La crise climatique au Honduras commence à se répercuter sur le marché du travail. Les hommes d'affaires de la région sud ont averti que la combinaison de la sécheresse, de la hausse des coûts de production et des pertes dans les activités agricoles et aquacoles pourrait entraîner la disparition de 6 000 à 8 000 emplois au cours des six à huit prochains mois.
Carlos Zelaya, directeur exécutif de la Chambre de Commerce et d'Industrie du Sud (CCISur), a demandé au gouvernement d'accélérer les mesures financières pour empêcher les entreprises de réduire leurs activités ou de fermer leurs portes.
« Nous sommes à des niveaux critiques », a déclaré Zelaya, qui a souligné que le problème touche déjà différents secteurs productifs de la région et pas seulement l'industrie de la crevette.
La zone sud a reçu moins de 30 % des pluies enregistrées en 2024, une réduction qui a directement affecté la production et augmenté le risque de pertes dans différentes activités.
Parmi les secteurs les plus touchés figurent la crevette, la canne à sucre et le melon, ainsi que d'autres secteurs agricoles et aquacoles qui dépendent de la disponibilité de l'eau.
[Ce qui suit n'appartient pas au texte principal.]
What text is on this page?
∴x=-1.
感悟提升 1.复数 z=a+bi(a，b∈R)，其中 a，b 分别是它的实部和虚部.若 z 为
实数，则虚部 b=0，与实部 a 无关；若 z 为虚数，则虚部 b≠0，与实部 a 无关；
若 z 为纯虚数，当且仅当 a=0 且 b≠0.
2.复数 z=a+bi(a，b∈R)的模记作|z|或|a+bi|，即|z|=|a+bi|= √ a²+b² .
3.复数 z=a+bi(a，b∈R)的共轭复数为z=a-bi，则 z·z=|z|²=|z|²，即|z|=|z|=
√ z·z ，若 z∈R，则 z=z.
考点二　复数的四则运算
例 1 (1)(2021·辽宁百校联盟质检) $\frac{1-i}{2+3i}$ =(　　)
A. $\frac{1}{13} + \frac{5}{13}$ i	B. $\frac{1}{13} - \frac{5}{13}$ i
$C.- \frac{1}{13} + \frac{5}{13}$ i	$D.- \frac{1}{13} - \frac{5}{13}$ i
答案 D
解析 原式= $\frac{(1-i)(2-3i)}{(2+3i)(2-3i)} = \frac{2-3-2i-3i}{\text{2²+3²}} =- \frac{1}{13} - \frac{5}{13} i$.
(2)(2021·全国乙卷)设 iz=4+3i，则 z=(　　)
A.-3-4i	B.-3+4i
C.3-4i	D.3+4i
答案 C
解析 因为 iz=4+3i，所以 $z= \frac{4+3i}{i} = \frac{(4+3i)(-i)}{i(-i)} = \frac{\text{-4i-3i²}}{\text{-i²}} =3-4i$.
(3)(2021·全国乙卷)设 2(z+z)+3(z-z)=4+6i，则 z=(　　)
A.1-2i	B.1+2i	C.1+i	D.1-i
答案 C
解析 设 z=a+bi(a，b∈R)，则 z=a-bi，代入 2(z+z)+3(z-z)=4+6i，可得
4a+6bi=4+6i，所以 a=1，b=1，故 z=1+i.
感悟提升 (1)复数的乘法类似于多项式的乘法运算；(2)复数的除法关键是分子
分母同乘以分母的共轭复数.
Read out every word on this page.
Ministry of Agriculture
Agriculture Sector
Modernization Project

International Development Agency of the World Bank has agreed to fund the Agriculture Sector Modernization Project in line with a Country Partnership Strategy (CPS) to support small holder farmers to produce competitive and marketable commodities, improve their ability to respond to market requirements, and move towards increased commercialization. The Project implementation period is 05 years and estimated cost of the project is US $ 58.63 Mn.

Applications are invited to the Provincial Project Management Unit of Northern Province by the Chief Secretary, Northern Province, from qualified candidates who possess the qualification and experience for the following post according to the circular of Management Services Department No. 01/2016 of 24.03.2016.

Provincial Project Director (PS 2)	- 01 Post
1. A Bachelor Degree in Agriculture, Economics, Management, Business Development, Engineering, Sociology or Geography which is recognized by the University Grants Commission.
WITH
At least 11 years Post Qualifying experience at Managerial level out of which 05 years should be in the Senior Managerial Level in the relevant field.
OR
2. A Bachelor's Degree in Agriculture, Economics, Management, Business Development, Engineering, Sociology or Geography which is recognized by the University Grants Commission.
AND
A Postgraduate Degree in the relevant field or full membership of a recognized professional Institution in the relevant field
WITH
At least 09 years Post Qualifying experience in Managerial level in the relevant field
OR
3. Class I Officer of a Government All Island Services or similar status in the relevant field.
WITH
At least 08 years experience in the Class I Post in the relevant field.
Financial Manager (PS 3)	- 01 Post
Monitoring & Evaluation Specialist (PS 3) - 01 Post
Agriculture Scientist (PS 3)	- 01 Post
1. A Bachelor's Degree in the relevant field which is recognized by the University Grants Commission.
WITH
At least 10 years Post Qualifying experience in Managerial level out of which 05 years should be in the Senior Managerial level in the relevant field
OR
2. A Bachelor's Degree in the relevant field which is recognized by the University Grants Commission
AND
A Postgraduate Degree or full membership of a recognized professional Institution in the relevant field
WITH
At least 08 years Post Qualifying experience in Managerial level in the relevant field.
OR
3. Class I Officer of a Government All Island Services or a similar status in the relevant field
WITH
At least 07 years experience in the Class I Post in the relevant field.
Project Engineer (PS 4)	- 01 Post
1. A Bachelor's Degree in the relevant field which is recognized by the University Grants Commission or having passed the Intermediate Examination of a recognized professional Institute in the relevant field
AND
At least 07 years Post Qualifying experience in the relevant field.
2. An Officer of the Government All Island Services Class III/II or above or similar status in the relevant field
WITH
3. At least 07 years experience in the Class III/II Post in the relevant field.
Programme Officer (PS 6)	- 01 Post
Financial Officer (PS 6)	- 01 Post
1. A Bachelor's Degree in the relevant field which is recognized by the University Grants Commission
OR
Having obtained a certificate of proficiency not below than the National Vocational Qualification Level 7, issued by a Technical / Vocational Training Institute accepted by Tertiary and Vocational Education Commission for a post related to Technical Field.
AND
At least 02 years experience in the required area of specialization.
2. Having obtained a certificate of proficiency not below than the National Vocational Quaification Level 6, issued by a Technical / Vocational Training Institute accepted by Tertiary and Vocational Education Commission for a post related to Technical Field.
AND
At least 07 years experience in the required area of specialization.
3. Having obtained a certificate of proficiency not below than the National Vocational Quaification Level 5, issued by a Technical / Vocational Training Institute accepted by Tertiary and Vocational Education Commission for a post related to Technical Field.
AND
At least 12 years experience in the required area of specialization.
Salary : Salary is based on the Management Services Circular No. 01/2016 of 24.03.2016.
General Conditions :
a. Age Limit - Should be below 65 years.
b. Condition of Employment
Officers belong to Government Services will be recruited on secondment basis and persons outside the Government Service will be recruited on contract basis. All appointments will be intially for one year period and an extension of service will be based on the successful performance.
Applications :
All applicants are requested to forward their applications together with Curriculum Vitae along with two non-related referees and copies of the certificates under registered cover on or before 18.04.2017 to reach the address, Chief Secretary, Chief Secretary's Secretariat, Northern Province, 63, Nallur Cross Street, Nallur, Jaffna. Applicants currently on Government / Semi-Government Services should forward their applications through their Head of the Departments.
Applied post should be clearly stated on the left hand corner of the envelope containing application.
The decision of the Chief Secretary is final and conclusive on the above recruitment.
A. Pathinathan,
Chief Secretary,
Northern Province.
Dans le cas de la production de crevettes, Zelaya a souligné que la mortalité augmente et pourrait dépasser 30%, tandis que les producteurs d'autres cultures rencontrent également des difficultés pour maintenir leurs niveaux de production.
Au manque d'eau s'ajoute un autre problème qui met sous pression les finances des entreprises : l'augmentation des coûts de production, notamment due au prix du carburant.
La combinaison de ces deux facteurs a réduit la marge de manœuvre des producteurs, qui ont désormais besoin de capitaux pour maintenir leurs opérations tout en faisant face à des niveaux de production plus faibles.

La CCISur estime que l'impact potentiel serait encore plus important si la crise s'étendait à l'ensemble de l'agro-industrie de la région où, selon Zelaya, quelque 50 000 emplois sont liés à ces activités.
Le secteur des entreprises recherche des mécanismes financiers pour éviter que la crise climatique ne se transforme en crise de solvabilité.
L'une des propositions consiste à réajuster et refinancer les dettes que les producteurs et les entreprises maintiennent actuellement, afin qu'ils puissent obtenir une plus grande marge pour faire face aux pertes sans détériorer leur classification au sein du système financier.
La CCISur est en pourparlers avec la Commission nationale des banques et des assurances (CNBS) et prévoit de livrer cette semaine les dernières informations demandées afin qu'une résolution puisse être évaluée pour remédier à la situation.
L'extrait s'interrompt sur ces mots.